Saya tidak punya teori, tapi saya hanya bisa berbagi pengalaman saya.

Kenapa Merasa Perlu Menulis Setiap Hari?

Untuk bisa menulis setiap hari, pertama sekali yang perlu ditanya ke diri sendiri itu adalah: “kenapa merasa perlu menulis setiap hari?” Harus ada strong why untuk bisa menggerakkan kita melakukannya. Kalau alasannya cuma karena ikutan teman, ketika teman kita tidak meneruskannya apakah kita akan terus melakukannya juga?

Setiap orang tentunya akan punya alasan yang berbeda-beda. Ada yang memang penulis dan ingin menghasilkan karya untuk diterbitkan, ada juga yang menulis itu karena pengen nulis saja. Saya sendiri sebenarnya tujuan menulisnya cuma pingin mengisi blog ini.
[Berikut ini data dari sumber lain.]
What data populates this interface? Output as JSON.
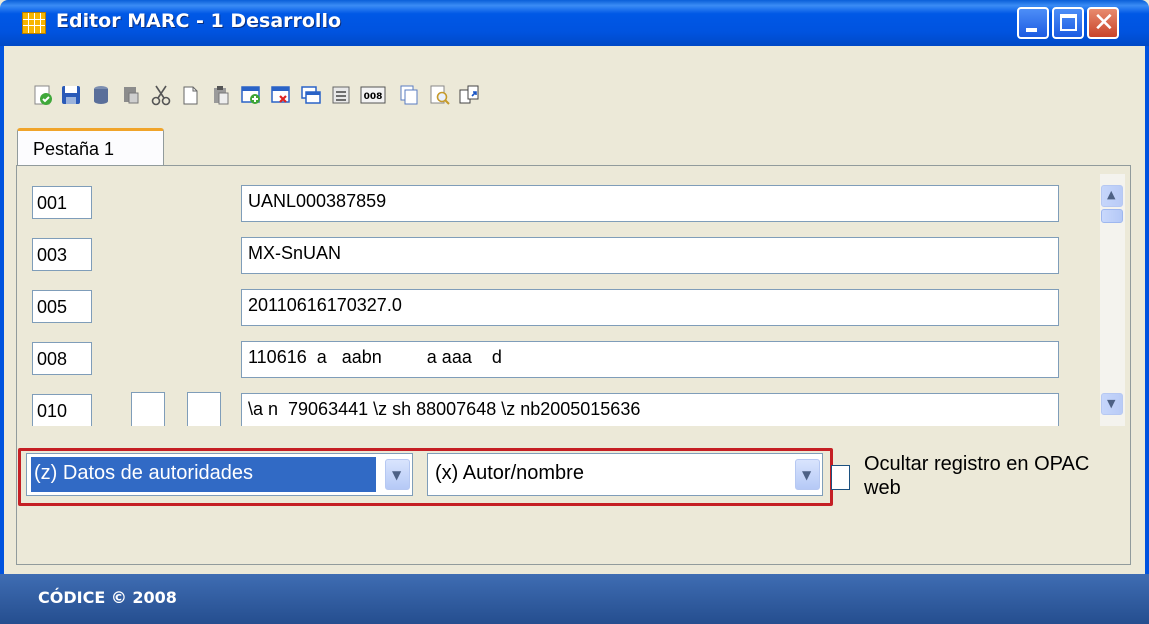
{
  "window": {
    "title": "Editor MARC - 1 Desarrollo",
    "controls": [
      "minimize",
      "maximize",
      "close"
    ]
  },
  "toolbar": {
    "buttons": [
      {
        "name": "validate-icon"
      },
      {
        "name": "save-icon"
      },
      {
        "name": "database-icon"
      },
      {
        "name": "stamp-icon"
      },
      {
        "name": "cut-icon"
      },
      {
        "name": "copy-icon"
      },
      {
        "name": "paste-icon"
      },
      {
        "name": "add-field-icon"
      },
      {
        "name": "delete-field-icon"
      },
      {
        "name": "duplicate-field-icon"
      },
      {
        "name": "field-list-icon"
      },
      {
        "name": "field-008-icon",
        "label": "008"
      },
      {
        "name": "copy-record-icon"
      },
      {
        "name": "preview-icon"
      },
      {
        "name": "export-icon"
      }
    ]
  },
  "tabs": [
    {
      "label": "Pestaña 1"
    }
  ],
  "fields": [
    {
      "tag": "001",
      "ind1": "",
      "ind2": "",
      "value": "UANL000387859"
    },
    {
      "tag": "003",
      "ind1": "",
      "ind2": "",
      "value": "MX-SnUAN"
    },
    {
      "tag": "005",
      "ind1": "",
      "ind2": "",
      "value": "20110616170327.0"
    },
    {
      "tag": "008",
      "ind1": "",
      "ind2": "",
      "value": "110616  a   aabn         a aaa    d"
    },
    {
      "tag": "010",
      "ind1": "",
      "ind2": "",
      "value": "\\a n  79063441 \\z sh 88007648 \\z nb2005015636"
    }
  ],
  "selectors": {
    "authority_type": "(z) Datos de autoridades",
    "field_type": "(x) Autor/nombre",
    "hide_opac_label": "Ocultar registro en OPAC web",
    "hide_opac_checked": false
  },
  "footer": {
    "text": "CÓDICE © 2008"
  },
  "colors": {
    "titlebar": "#0053df",
    "selection": "#316ac5",
    "highlight": "#c51f24",
    "footer": "#254e8f"
  }
}
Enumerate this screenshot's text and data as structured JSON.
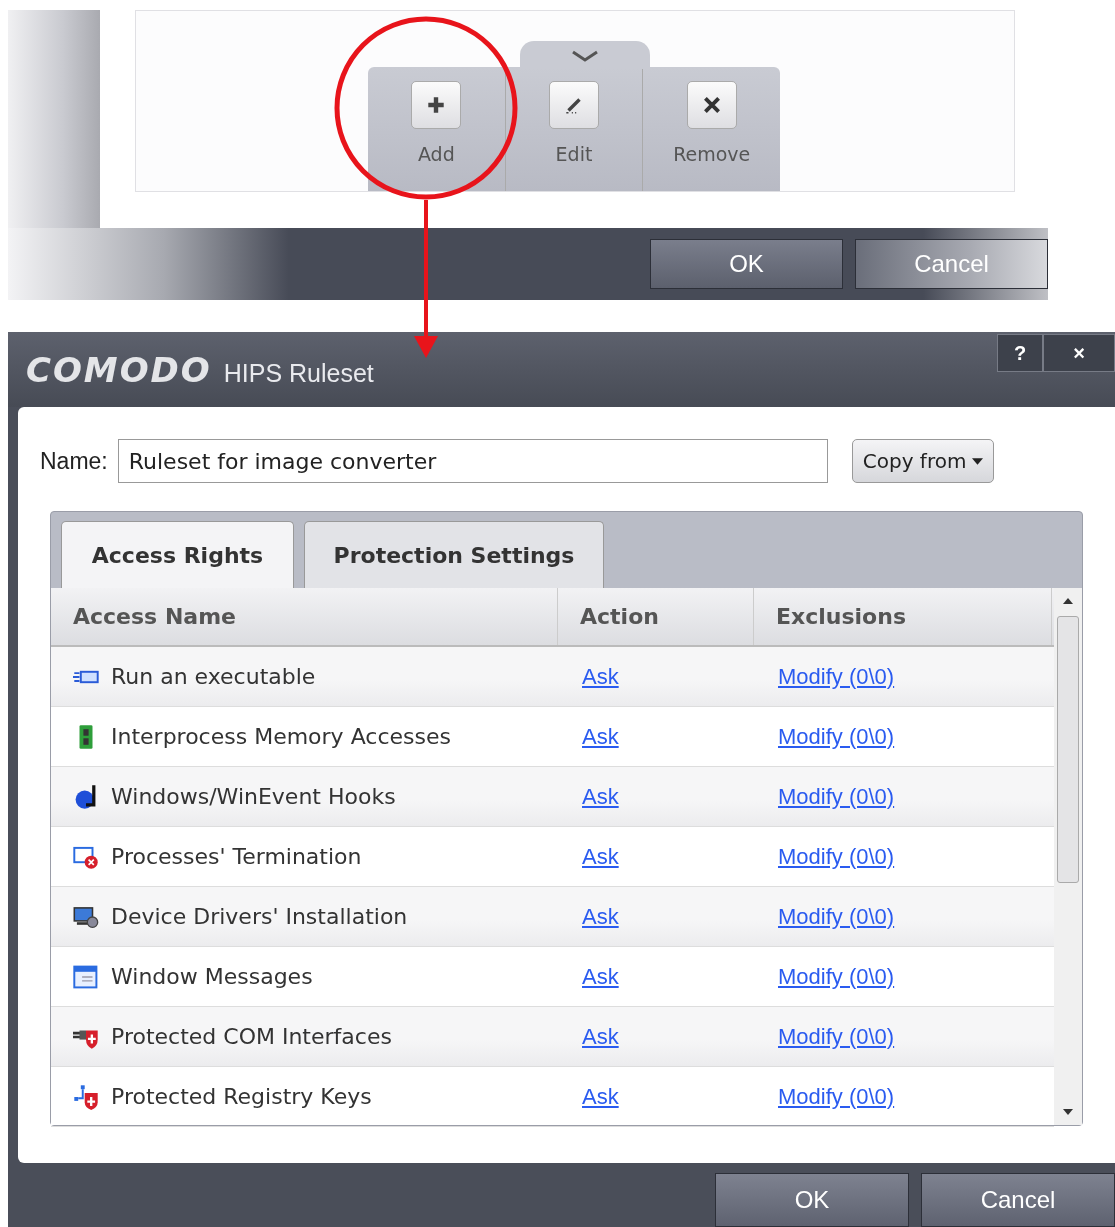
{
  "background_window": {
    "toolbar": [
      {
        "label": "Add",
        "kind": "add"
      },
      {
        "label": "Edit",
        "kind": "edit"
      },
      {
        "label": "Remove",
        "kind": "remove"
      }
    ],
    "buttons": [
      "OK",
      "Cancel"
    ]
  },
  "dialog": {
    "brand": "COMODO",
    "title": "HIPS Ruleset",
    "title_buttons": [
      "?",
      "×"
    ],
    "name_label": "Name:",
    "name_value": "Ruleset for image converter",
    "copy_button": "Copy from",
    "tabs": [
      {
        "label": "Access Rights",
        "selected": true
      },
      {
        "label": "Protection Settings",
        "selected": false
      }
    ],
    "columns": [
      "Access Name",
      "Action",
      "Exclusions"
    ],
    "rows": [
      {
        "name": "Run an executable",
        "kind": "run",
        "action": "Ask",
        "exclusions": "Modify (0\\0)"
      },
      {
        "name": "Interprocess Memory Accesses",
        "kind": "memory",
        "action": "Ask",
        "exclusions": "Modify (0\\0)"
      },
      {
        "name": "Windows/WinEvent Hooks",
        "kind": "hook",
        "action": "Ask",
        "exclusions": "Modify (0\\0)"
      },
      {
        "name": "Processes' Termination",
        "kind": "terminate",
        "action": "Ask",
        "exclusions": "Modify (0\\0)"
      },
      {
        "name": "Device Drivers' Installation",
        "kind": "driver",
        "action": "Ask",
        "exclusions": "Modify (0\\0)"
      },
      {
        "name": "Window Messages",
        "kind": "message",
        "action": "Ask",
        "exclusions": "Modify (0\\0)"
      },
      {
        "name": "Protected COM Interfaces",
        "kind": "com",
        "action": "Ask",
        "exclusions": "Modify (0\\0)"
      },
      {
        "name": "Protected Registry Keys",
        "kind": "registry",
        "action": "Ask",
        "exclusions": "Modify (0\\0)"
      }
    ],
    "buttons": [
      "OK",
      "Cancel"
    ]
  }
}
Blog ini sudah ada cukup lama, membaca tulisan saya yang lama sudah seperti kapsul waktu buat saya. Walaupun tidak semua hal yang terjadi dalam hidup saya tuliskan di sini, tapi ada banyak hal yang bisa diingat kembali ketika membaca tulisan di blog ini. Ada beberapa hal yang terlewatkan tidak ditulis ketika saya tidak aktif menulis di blog, makanya sekarang saya berusaha untuk kembali mengisi blog ini walaupun topik tulisannya random setiap harinya.

Satu hal yang sudah sangat terasa berguna dari blog ini adalah, kami menemukan komunitas orang Indonesia di Chiang Mai dan tulisan di blog ini sudah sering ditemukan oleh orang Indonesia yang merasa sendirian di Chiang Mai. Kami pernah merasakan menjadi orang asing yang tidak punya teman sesama Indonesia di sini, jadi kami sangat senang kalau tulisan di blog ini sudah menjadi jalan orang Indonesia menemukan teman-teman sesama Indonesia lainnya.
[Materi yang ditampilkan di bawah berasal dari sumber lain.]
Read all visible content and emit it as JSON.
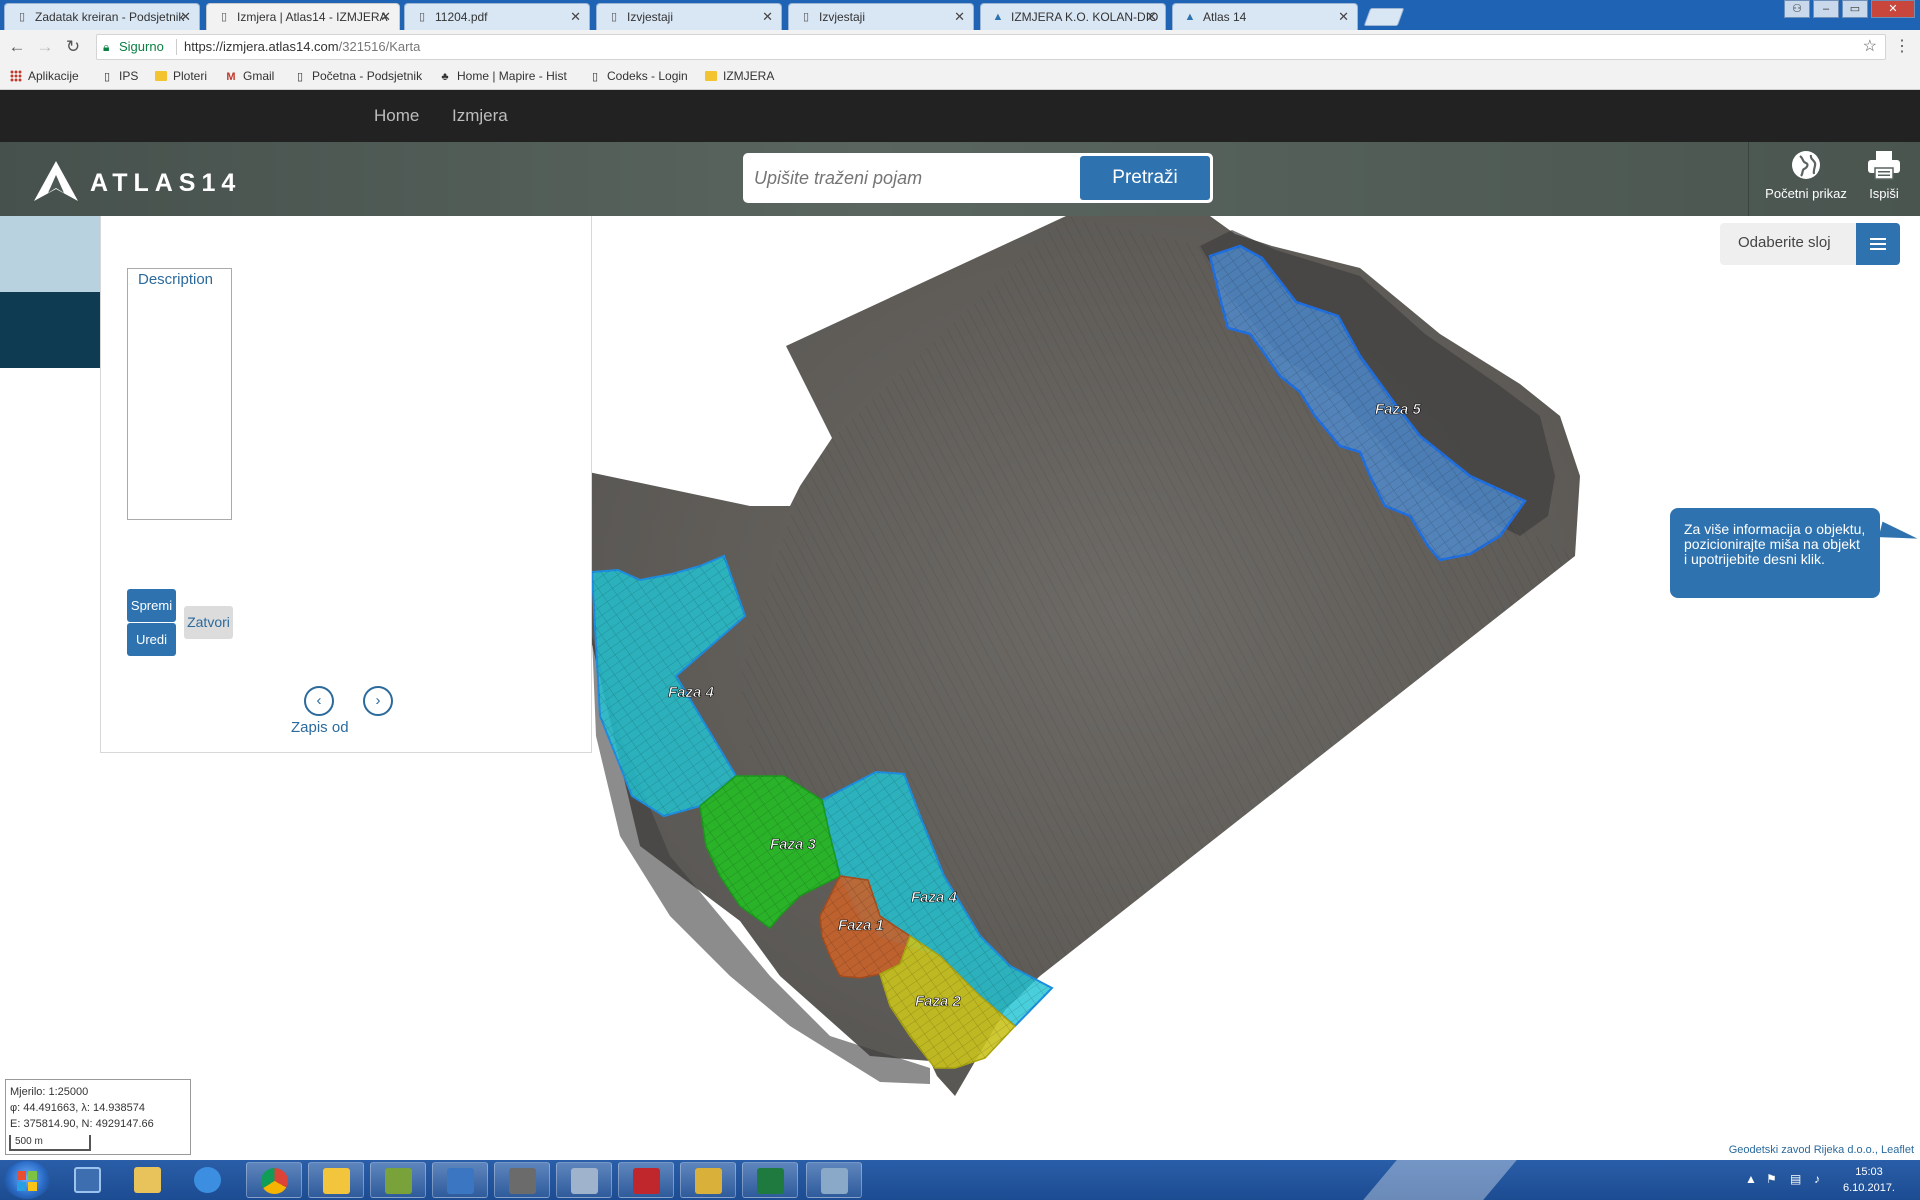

Jadi sekali lagi, temukan strong why masing-masing. Tanyakan pada diri sendiri, kenapa merasa perlu menulis setiap hari? Mungkin menulisnya tidak harus di blog, tapi bisa mana saja. Dan kalau sudah menemukan alasan ingin menulis setiap hari, berikutnya saya akan mengajak untuk ikut ke komunitas menulis KLIP (Kelas Literasi Ibu Profesional).

Yuk Daftar KLIP 2021 klik di sini

Apa itu KLIP?

KLIP merupakan Kelas Literasi Ibu Profesional yang mengajak kita untuk berlatih konsisten menulis selama 1 tahun. Topik tulisan bebas dan media menulis juga bebas, bisa di blog, Facebook, Instagram maupun google doc. Tapi, walaupun bebas topiknya, ada hal yang perlu diatur dalam berlatih. KLIP menentukan kalau tulisan yang bisa dianggap tulisan itu minimal 300 kata, kalau kurang dari itu masih belum bisa dijadikan setoran. Kalau mau lengkapnya silakan lihat di sini ya untuk mendaftar.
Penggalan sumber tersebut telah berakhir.